La Terrasse

"La culture est une résistance à la distraction" Pasolini

Théâtre - Critique

Un voyage d’hiver

Un voyage d’hiver - Critique sortie Théâtre
Crédit : D.R. Légende : Un théâtre qui montre à vue la construction de la représentation

Publié le 10 février 2010

Corine Miret et Stéphane Olry racontent Un voyage d’hiver singulier, qui met en jeu les mécanismes mêmes de la représentation. Une démarche passionnante qui cherche son accomplissement sur scène.
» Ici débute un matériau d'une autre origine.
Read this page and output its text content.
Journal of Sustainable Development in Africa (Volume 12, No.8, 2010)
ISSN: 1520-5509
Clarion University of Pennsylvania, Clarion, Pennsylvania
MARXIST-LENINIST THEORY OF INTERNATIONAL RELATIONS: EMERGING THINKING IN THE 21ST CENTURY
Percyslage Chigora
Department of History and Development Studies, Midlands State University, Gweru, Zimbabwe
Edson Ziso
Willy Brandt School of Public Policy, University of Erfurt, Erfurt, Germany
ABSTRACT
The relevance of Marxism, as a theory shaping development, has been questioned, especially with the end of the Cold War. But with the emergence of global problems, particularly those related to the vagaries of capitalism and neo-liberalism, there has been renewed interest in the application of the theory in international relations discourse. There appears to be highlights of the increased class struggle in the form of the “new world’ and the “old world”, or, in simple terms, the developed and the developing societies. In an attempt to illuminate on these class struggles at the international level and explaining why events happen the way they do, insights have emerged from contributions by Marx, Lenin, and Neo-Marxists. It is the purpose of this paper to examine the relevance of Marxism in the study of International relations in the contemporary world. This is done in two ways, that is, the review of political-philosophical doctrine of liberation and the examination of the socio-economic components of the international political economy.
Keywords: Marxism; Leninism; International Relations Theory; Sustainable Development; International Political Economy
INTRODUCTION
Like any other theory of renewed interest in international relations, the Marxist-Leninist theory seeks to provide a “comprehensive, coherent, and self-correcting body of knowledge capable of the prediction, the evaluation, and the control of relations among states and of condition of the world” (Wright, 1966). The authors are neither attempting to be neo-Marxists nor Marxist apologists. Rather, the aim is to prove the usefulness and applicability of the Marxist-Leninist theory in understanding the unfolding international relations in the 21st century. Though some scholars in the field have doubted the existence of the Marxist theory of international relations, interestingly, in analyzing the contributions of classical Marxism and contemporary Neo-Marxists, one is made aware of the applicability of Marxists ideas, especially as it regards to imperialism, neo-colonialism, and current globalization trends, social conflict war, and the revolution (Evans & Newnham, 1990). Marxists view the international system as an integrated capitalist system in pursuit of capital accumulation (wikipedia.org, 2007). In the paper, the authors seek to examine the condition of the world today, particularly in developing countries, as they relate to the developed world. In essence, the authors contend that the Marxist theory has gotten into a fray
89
C’était au cœur d’un hiver, quand la froidure des habitudes engourdit le désir jusqu’au goût même du plaisir, quand il faut battre en retraite au loin de soi pour se retrouver. Devenir étranger à soi-même dans la solitude d’un ailleurs inconnu. Délier les attaches du quotidien pour renouer des liens avec la vie. Répondant à l’invitation de la Comédie de Béthune, Corine Miret est partie vivre cette expérience sept semaines dans un patelin de l’Artois, tout en suivant une règle précise et contraignante : elle a fréquenté les lieux publics, les bars, les lotos, la mairie, la superette, le club de randonnée ou encore le cours de viet vo dao. Elle a fait connaissance avec des gens du cru, essayé de s’intégrer dans l’activité locale et consigné ses observations et impressions sur des cassettes postées tous les trois jours à Stéphane Olry, son complice de La revue Eclair. A la fin de son séjour, elle a organisé une fête rassemblant les personnes rencontrées lors de sa mission et leur a annoncé la création d’un spectacle à partir de son « voyage ».
 
Un théâtre documentaire poétique
 
Travaillant à partir de cette matière documentaire, Stéphane Olry a écrit de courts textes en écho aux émotions traversées par Corine Miret, tandis que, dans un studio de danse, elle retraversait en mouvement ce « déplacement », pour inscrire le parcours émotionnel dans sa chair. Si le processus, expliqué en prologue, participe de la création même, comment mettre en jeu ses matériaux intimes ? Là est bien la question… Ecartant tout réalisme, le metteur en scène manipule le procédé même du théâtre comme représentation, agencement de signes qui renvoient au réel sans pourtant s’y réduire. Sur le plateau, point de personnages mais des êtres qui ne jouent qu’eux-mêmes (l’auteur, le compositeur, la danseuse…) ou des figures allégoriques (le Gardien, la Terre, la Fée du logis, l’Amour…), qui condensent en leur présence des sensations vécues. Chacun raconte, par les mots, les gestes, le corps, l’expérience de ce Voyage d’hiver, pendant que la Fée du logis installe peu à peu une maquette géante du paysage avec des bouts de feutrine et constructions miniatures. Corine Miret et Stéphane Olry tentent ici de saisir le jeu du réel et de la fiction, l’écart entre la carte et le territoire, l’opération symbolique de représentation qui transcende l’individuel pour faire œuvre commune. Ce théâtre qui se raconte en train d’advenir et se défait sans cesse explore sa propre contradiction : ne pas faire théâtre tout en faisant théâtre. Si la proposition scénique, trop démonstrative et anecdotique, paraît encore laborieuse et peine à trouver sa forme, la démarche ouvre un champ d’expérimentation passionnant.
 
Gwénola David


Un voyage d’hiver, conception et mise en scène Stéphane Olry, du 3 au 16 février 2010, à 19h30 lundi, mercredi et samedi, à 21h mardi, jeudi et vendredi, relâche dimanche, au Théâtre Paris-Villette, Parc de la Villette, Porte de Pantin, 75019 Paris. Rens. 01 40 03 72 23 et www.theatre-paris-villette.com. Durée : 1h30. Spectacle vu à l’Echangeur de Bagnolet.